Mr. Drew agreed. While they were waiting for him, Mrs. Thurston, apparently fully recovered and gay and happy, helped Bess and George prepare a snack.
Nancy had gone off to wash her face and hands, comb her hair, and sit down to rest for a few minutes. The various angles of the mystery ran through her mind like a kaleidoscope.
Then suddenly she sat up straight, thinking, “The part involving Kammy hasn’t been solved!”
She went at once to find the Eurasian girl. Kammy was in her room saying something softly to Petra in her native tongue.

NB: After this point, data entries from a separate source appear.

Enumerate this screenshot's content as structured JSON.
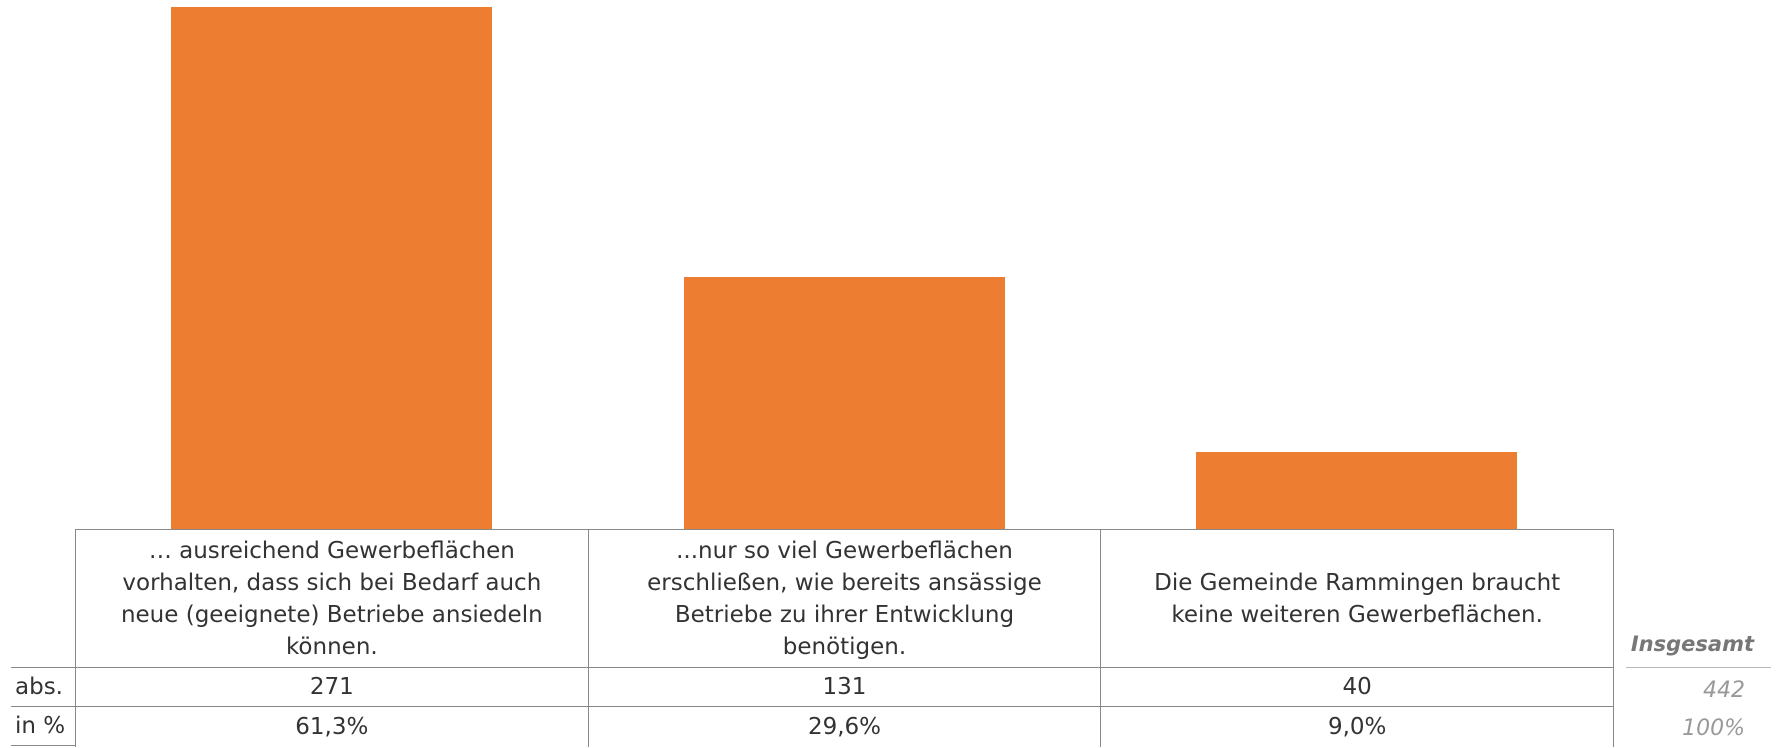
{
  "chart_data": {
    "type": "bar",
    "categories": [
      "… ausreichend Gewerbeflächen vorhalten, dass sich bei Bedarf auch neue (geeignete) Betriebe ansiedeln können.",
      "...nur so viel Gewerbeflächen erschließen, wie bereits ansässige Betriebe zu ihrer Entwicklung benötigen.",
      "Die Gemeinde Rammingen braucht keine weiteren Gewerbeflächen."
    ],
    "values": [
      271,
      131,
      40
    ],
    "color": "#ed7d31",
    "row_label": "abs.",
    "percent_row_label": "in %",
    "percent_labels": [
      "61,3%",
      "29,6%",
      "9,0%"
    ],
    "total_label": "Insgesamt",
    "total": 442,
    "total_percent_label": "100%"
  }
}
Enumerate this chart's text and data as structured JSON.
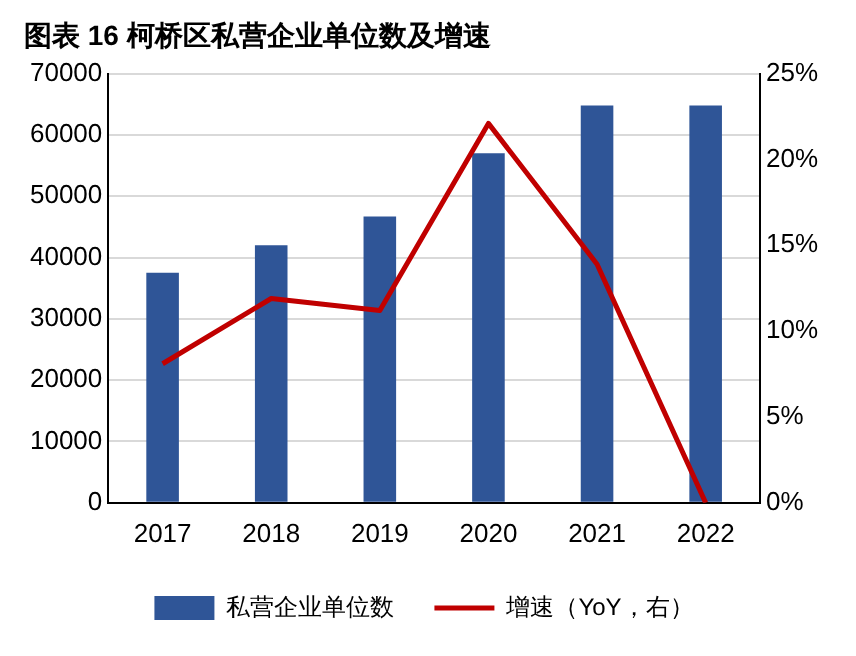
{
  "chart_data": {
    "type": "bar",
    "title": "图表 16 柯桥区私营企业单位数及增速",
    "categories": [
      "2017",
      "2018",
      "2019",
      "2020",
      "2021",
      "2022"
    ],
    "series": [
      {
        "name": "私营企业单位数",
        "color": "#2f5597",
        "values": [
          37500,
          42000,
          46700,
          57000,
          64800,
          64800
        ]
      },
      {
        "name": "增速（YoY，右）",
        "type": "line",
        "axis": "y2",
        "color": "#c00000",
        "marker": "none",
        "values": [
          8.1,
          11.9,
          11.2,
          22.1,
          13.9,
          0
        ]
      }
    ],
    "ylim": [
      0,
      70000
    ],
    "yticks": [
      0,
      10000,
      20000,
      30000,
      40000,
      50000,
      60000,
      70000
    ],
    "y2lim": [
      0,
      25
    ],
    "y2ticks": [
      {
        "value": 0,
        "label": "0%"
      },
      {
        "value": 5,
        "label": "5%"
      },
      {
        "value": 10,
        "label": "10%"
      },
      {
        "value": 15,
        "label": "15%"
      },
      {
        "value": 20,
        "label": "20%"
      },
      {
        "value": 25,
        "label": "25%"
      }
    ],
    "grid": "y",
    "legend": "bottom"
  }
}
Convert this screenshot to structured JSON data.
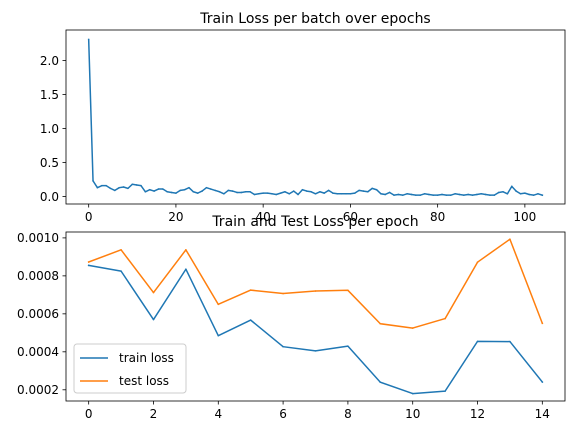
{
  "colors": {
    "series1": "#1f77b4",
    "series2": "#ff7f0e"
  },
  "chart_data": [
    {
      "type": "line",
      "title": "Train Loss per batch over epochs",
      "xlabel": "",
      "ylabel": "",
      "xlim": [
        -5.2,
        109.2
      ],
      "ylim": [
        -0.11,
        2.45
      ],
      "xticks": [
        0,
        20,
        40,
        60,
        80,
        100
      ],
      "yticks": [
        0.0,
        0.5,
        1.0,
        1.5,
        2.0
      ],
      "ytick_labels": [
        "0.0",
        "0.5",
        "1.0",
        "1.5",
        "2.0"
      ],
      "grid": false,
      "series": [
        {
          "color": "#1f77b4",
          "x": [
            0,
            1,
            2,
            3,
            4,
            5,
            6,
            7,
            8,
            9,
            10,
            11,
            12,
            13,
            14,
            15,
            16,
            17,
            18,
            19,
            20,
            21,
            22,
            23,
            24,
            25,
            26,
            27,
            28,
            29,
            30,
            31,
            32,
            33,
            34,
            35,
            36,
            37,
            38,
            39,
            40,
            41,
            42,
            43,
            44,
            45,
            46,
            47,
            48,
            49,
            50,
            51,
            52,
            53,
            54,
            55,
            56,
            57,
            58,
            59,
            60,
            61,
            62,
            63,
            64,
            65,
            66,
            67,
            68,
            69,
            70,
            71,
            72,
            73,
            74,
            75,
            76,
            77,
            78,
            79,
            80,
            81,
            82,
            83,
            84,
            85,
            86,
            87,
            88,
            89,
            90,
            91,
            92,
            93,
            94,
            95,
            96,
            97,
            98,
            99,
            100,
            101,
            102,
            103,
            104
          ],
          "y": [
            2.31,
            0.23,
            0.13,
            0.16,
            0.16,
            0.12,
            0.09,
            0.13,
            0.14,
            0.12,
            0.18,
            0.17,
            0.16,
            0.07,
            0.1,
            0.08,
            0.11,
            0.11,
            0.07,
            0.06,
            0.05,
            0.09,
            0.1,
            0.13,
            0.07,
            0.05,
            0.08,
            0.13,
            0.11,
            0.09,
            0.07,
            0.04,
            0.09,
            0.08,
            0.06,
            0.06,
            0.07,
            0.07,
            0.03,
            0.04,
            0.05,
            0.05,
            0.04,
            0.03,
            0.05,
            0.07,
            0.04,
            0.08,
            0.03,
            0.1,
            0.08,
            0.07,
            0.04,
            0.07,
            0.05,
            0.09,
            0.05,
            0.04,
            0.04,
            0.04,
            0.04,
            0.05,
            0.09,
            0.08,
            0.07,
            0.12,
            0.1,
            0.04,
            0.03,
            0.06,
            0.02,
            0.03,
            0.02,
            0.04,
            0.03,
            0.02,
            0.02,
            0.04,
            0.03,
            0.02,
            0.02,
            0.03,
            0.02,
            0.02,
            0.04,
            0.03,
            0.02,
            0.03,
            0.02,
            0.03,
            0.04,
            0.03,
            0.02,
            0.02,
            0.06,
            0.07,
            0.04,
            0.15,
            0.08,
            0.04,
            0.05,
            0.03,
            0.02,
            0.04,
            0.02
          ]
        }
      ]
    },
    {
      "type": "line",
      "title": "Train and Test Loss per epoch",
      "xlabel": "",
      "ylabel": "",
      "xlim": [
        -0.7,
        14.7
      ],
      "ylim": [
        0.000141,
        0.001031
      ],
      "xticks": [
        0,
        2,
        4,
        6,
        8,
        10,
        12,
        14
      ],
      "yticks": [
        0.0002,
        0.0004,
        0.0006,
        0.0008,
        0.001
      ],
      "ytick_labels": [
        "0.0002",
        "0.0004",
        "0.0006",
        "0.0008",
        "0.0010"
      ],
      "grid": false,
      "legend": "lower-left",
      "categories": [
        0,
        1,
        2,
        3,
        4,
        5,
        6,
        7,
        8,
        9,
        10,
        11,
        12,
        13,
        14
      ],
      "series": [
        {
          "name": "train loss",
          "color": "#1f77b4",
          "values": [
            0.000855,
            0.000825,
            0.00057,
            0.000835,
            0.000485,
            0.000567,
            0.000427,
            0.000405,
            0.00043,
            0.00024,
            0.00018,
            0.000193,
            0.000455,
            0.000454,
            0.000241
          ]
        },
        {
          "name": "test loss",
          "color": "#ff7f0e",
          "values": [
            0.000873,
            0.000937,
            0.000712,
            0.000937,
            0.00065,
            0.000725,
            0.000707,
            0.00072,
            0.000724,
            0.000548,
            0.000525,
            0.000575,
            0.000872,
            0.000993,
            0.00055
          ]
        }
      ]
    }
  ]
}
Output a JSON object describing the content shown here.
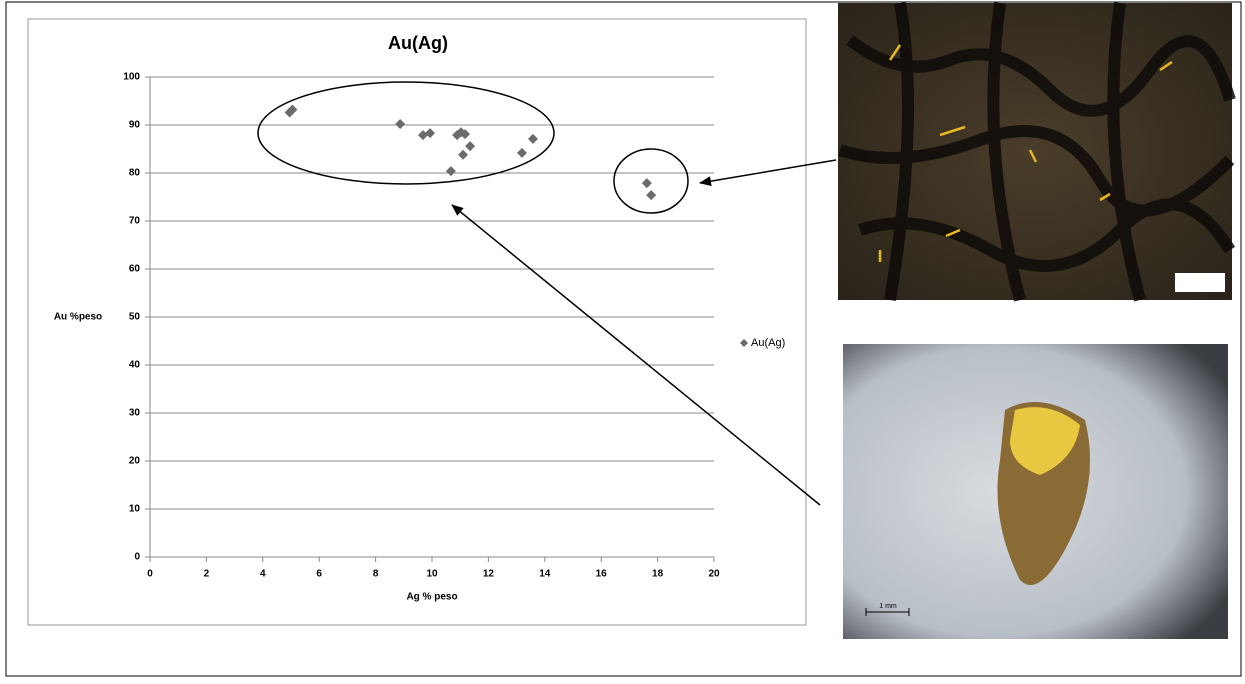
{
  "chart_data": {
    "type": "scatter",
    "title": "Au(Ag)",
    "xlabel": "Ag % peso",
    "ylabel": "Au %peso",
    "series": [
      {
        "name": "Au(Ag)",
        "color": "#6b6b6b",
        "x": [
          4.95,
          5.05,
          8.87,
          9.68,
          9.93,
          10.89,
          11.03,
          11.17,
          11.35,
          11.1,
          10.67,
          13.19,
          13.58,
          17.62,
          17.77
        ],
        "y": [
          92.6,
          93.2,
          90.2,
          87.9,
          88.3,
          87.9,
          88.5,
          88.1,
          85.6,
          83.8,
          80.4,
          84.2,
          87.1,
          77.9,
          75.4
        ]
      }
    ],
    "xlim": [
      0,
      20
    ],
    "ylim": [
      0,
      100
    ],
    "xticks": [
      0,
      2,
      4,
      6,
      8,
      10,
      12,
      14,
      16,
      18,
      20
    ],
    "yticks": [
      0,
      10,
      20,
      30,
      40,
      50,
      60,
      70,
      80,
      90,
      100
    ],
    "grid": true,
    "legend": "right"
  },
  "image_annotations": {
    "scale_label": "1 mm"
  }
}
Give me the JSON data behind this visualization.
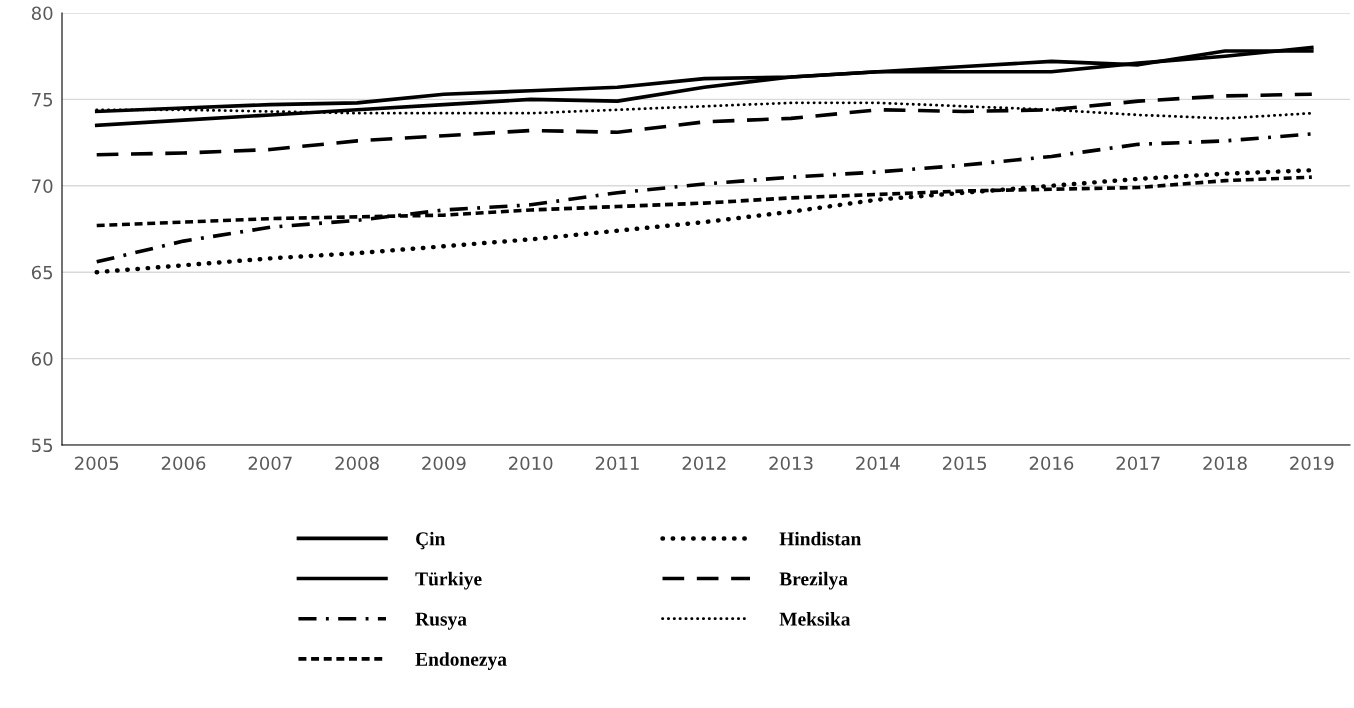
{
  "chart_data": {
    "type": "line",
    "categories": [
      "2005",
      "2006",
      "2007",
      "2008",
      "2009",
      "2010",
      "2011",
      "2012",
      "2013",
      "2014",
      "2015",
      "2016",
      "2017",
      "2018",
      "2019"
    ],
    "ylim": [
      55,
      80
    ],
    "yticks": [
      55,
      60,
      65,
      70,
      75,
      80
    ],
    "grid": "y",
    "legend": "bottom",
    "series": [
      {
        "name": "Çin",
        "color": "#000000",
        "line_style": "solid",
        "values": [
          74.3,
          74.5,
          74.7,
          74.8,
          75.3,
          75.5,
          75.7,
          76.2,
          76.3,
          76.6,
          76.9,
          77.2,
          77.0,
          77.8,
          77.8
        ]
      },
      {
        "name": "Türkiye",
        "color": "#000000",
        "line_style": "solid",
        "values": [
          73.5,
          73.8,
          74.1,
          74.4,
          74.7,
          75.0,
          74.9,
          75.7,
          76.3,
          76.6,
          76.6,
          76.6,
          77.1,
          77.5,
          78.0
        ]
      },
      {
        "name": "Rusya",
        "color": "#000000",
        "line_style": "dashdot",
        "values": [
          65.6,
          66.8,
          67.6,
          68.0,
          68.6,
          68.9,
          69.6,
          70.1,
          70.5,
          70.8,
          71.2,
          71.7,
          72.4,
          72.6,
          73.0
        ]
      },
      {
        "name": "Endonezya",
        "color": "#000000",
        "line_style": "dashed",
        "values": [
          67.7,
          67.9,
          68.1,
          68.2,
          68.3,
          68.6,
          68.8,
          69.0,
          69.3,
          69.5,
          69.7,
          69.8,
          69.9,
          70.3,
          70.5
        ]
      },
      {
        "name": "Hindistan",
        "color": "#000000",
        "line_style": "dotted",
        "values": [
          65.0,
          65.4,
          65.8,
          66.1,
          66.5,
          66.9,
          67.4,
          67.9,
          68.5,
          69.2,
          69.6,
          70.0,
          70.4,
          70.7,
          70.9
        ]
      },
      {
        "name": "Brezilya",
        "color": "#000000",
        "line_style": "longdash",
        "values": [
          71.8,
          71.9,
          72.1,
          72.6,
          72.9,
          73.2,
          73.1,
          73.7,
          73.9,
          74.4,
          74.3,
          74.4,
          74.9,
          75.2,
          75.3
        ]
      },
      {
        "name": "Meksika",
        "color": "#000000",
        "line_style": "finedot",
        "values": [
          74.4,
          74.4,
          74.3,
          74.2,
          74.2,
          74.2,
          74.4,
          74.6,
          74.8,
          74.8,
          74.6,
          74.4,
          74.1,
          73.9,
          74.2
        ]
      }
    ]
  }
}
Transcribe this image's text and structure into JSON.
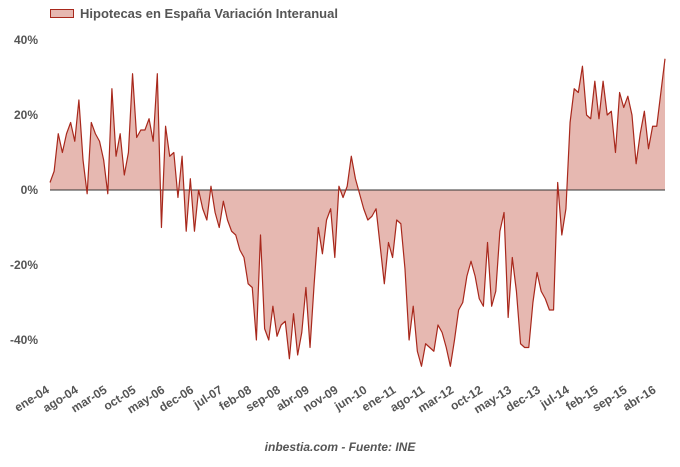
{
  "chart_data": {
    "type": "area",
    "title": "",
    "legend": {
      "position": "top-left",
      "entries": [
        "Hipotecas en España Variación Interanual"
      ]
    },
    "source": "inbestia.com - Fuente: INE",
    "ylim": [
      -50,
      40
    ],
    "yticks": [
      "40%",
      "20%",
      "0%",
      "-20%",
      "-40%"
    ],
    "ytick_values": [
      40,
      20,
      0,
      -20,
      -40
    ],
    "xlabel": "",
    "ylabel": "",
    "grid": false,
    "xtick_labels": [
      "ene-04",
      "ago-04",
      "mar-05",
      "oct-05",
      "may-06",
      "dec-06",
      "jul-07",
      "feb-08",
      "sep-08",
      "abr-09",
      "nov-09",
      "jun-10",
      "ene-11",
      "ago-11",
      "mar-12",
      "oct-12",
      "may-13",
      "dec-13",
      "jul-14",
      "feb-15",
      "sep-15",
      "abr-16"
    ],
    "start_month": "ene-04",
    "colors": {
      "line": "#a8281c",
      "fill": "#e6b8b1",
      "zero_line": "#333333"
    },
    "series": [
      {
        "name": "Hipotecas en España Variación Interanual",
        "values": [
          2,
          5,
          15,
          10,
          15,
          18,
          13,
          24,
          8,
          -1,
          18,
          15,
          13,
          8,
          -1,
          27,
          9,
          15,
          4,
          10,
          31,
          14,
          16,
          16,
          19,
          13,
          31,
          -10,
          17,
          9,
          10,
          -2,
          9,
          -11,
          3,
          -11,
          0,
          -5,
          -8,
          1,
          -6,
          -10,
          -3,
          -8,
          -11,
          -12,
          -16,
          -18,
          -25,
          -26,
          -40,
          -12,
          -37,
          -40,
          -31,
          -39,
          -36,
          -35,
          -45,
          -33,
          -44,
          -38,
          -26,
          -42,
          -25,
          -10,
          -17,
          -8,
          -5,
          -18,
          1,
          -2,
          1,
          9,
          3,
          -1,
          -5,
          -8,
          -7,
          -5,
          -15,
          -25,
          -14,
          -18,
          -8,
          -9,
          -21,
          -40,
          -31,
          -43,
          -47,
          -41,
          -42,
          -43,
          -36,
          -38,
          -42,
          -47,
          -40,
          -32,
          -30,
          -23,
          -19,
          -23,
          -29,
          -31,
          -14,
          -31,
          -27,
          -11,
          -6,
          -34,
          -18,
          -27,
          -41,
          -42,
          -42,
          -30,
          -22,
          -27,
          -29,
          -32,
          -32,
          2,
          -12,
          -5,
          18,
          27,
          26,
          33,
          20,
          19,
          29,
          19,
          29,
          20,
          21,
          10,
          26,
          22,
          25,
          20,
          7,
          15,
          21,
          11,
          17,
          17,
          26,
          35
        ]
      }
    ]
  }
}
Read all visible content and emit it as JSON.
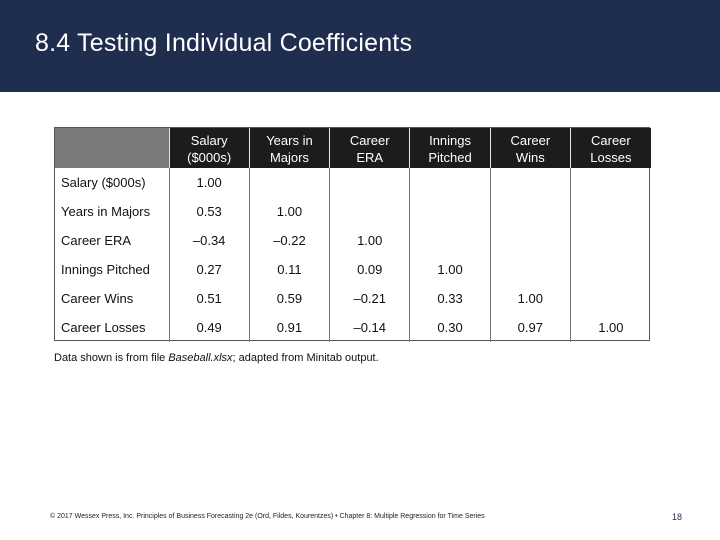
{
  "slide": {
    "title": "8.4 Testing Individual Coefficients"
  },
  "colors": {
    "header_bg": "#1f2d4f",
    "table_header_bg": "#1c1c1c",
    "table_corner_bg": "#7a7a7a"
  },
  "table": {
    "column_headers": [
      [
        "Salary",
        "($000s)"
      ],
      [
        "Years in",
        "Majors"
      ],
      [
        "Career",
        "ERA"
      ],
      [
        "Innings",
        "Pitched"
      ],
      [
        "Career",
        "Wins"
      ],
      [
        "Career",
        "Losses"
      ]
    ],
    "rows": [
      {
        "label": "Salary ($000s)",
        "cells": [
          "1.00",
          "",
          "",
          "",
          "",
          ""
        ]
      },
      {
        "label": "Years in Majors",
        "cells": [
          "0.53",
          "1.00",
          "",
          "",
          "",
          ""
        ]
      },
      {
        "label": "Career ERA",
        "cells": [
          "–0.34",
          "–0.22",
          "1.00",
          "",
          "",
          ""
        ]
      },
      {
        "label": "Innings Pitched",
        "cells": [
          "0.27",
          "0.11",
          "0.09",
          "1.00",
          "",
          ""
        ]
      },
      {
        "label": "Career Wins",
        "cells": [
          "0.51",
          "0.59",
          "–0.21",
          "0.33",
          "1.00",
          ""
        ]
      },
      {
        "label": "Career Losses",
        "cells": [
          "0.49",
          "0.91",
          "–0.14",
          "0.30",
          "0.97",
          "1.00"
        ]
      }
    ]
  },
  "footnote": {
    "prefix": "Data shown is from file ",
    "file": "Baseball.xlsx",
    "suffix": "; adapted from Minitab output."
  },
  "footer": {
    "text": "© 2017 Wessex Press, Inc. Principles of Business Forecasting 2e (Ord, Fildes, Kourentzes) • Chapter 8: Multiple Regression for Time Series",
    "page_number": "18"
  }
}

“Kammy,” said Nancy, “you once promised to tell me a story about yourself and your life. Could you do so now? It may explain some of the points in the mystery which haven’t been cleared up.”
Kammy smiled and the two girls sat down on the bed side by side.
“The wryneck in our country,” Kammy began, “is almost a sacred bird. In ancient times it was used to try bewitching people who were interfering with royalty. My ancestors belonged to the royal family, and even though the country is no longer a kingdom, we descendants have always kept a wryneck with us.”
The Eurasian girl said that after arriving at the university she had become acquainted with an American boy. “He turned out not to be a friend, and I was too embarrassed to talk about it. He liked to play jokes. After I told him I did not care to see him any longer, he began to annoy me in all sorts of ways.
“One time when we were studying together I had idly drawn the magical symbol of the circle with the wide cross inside it. He thought this was very funny and later whenever he saw a chance teased me about it.”
Nancy asked, “Was he the one who put the jinx symbol inside Ned’s car and in your theme papers?”
Kammy nodded. “And he is the one who stole Petra and also took my ring, which he taped underneath the bird’s wing.”
“Did you ever speak to him about it?”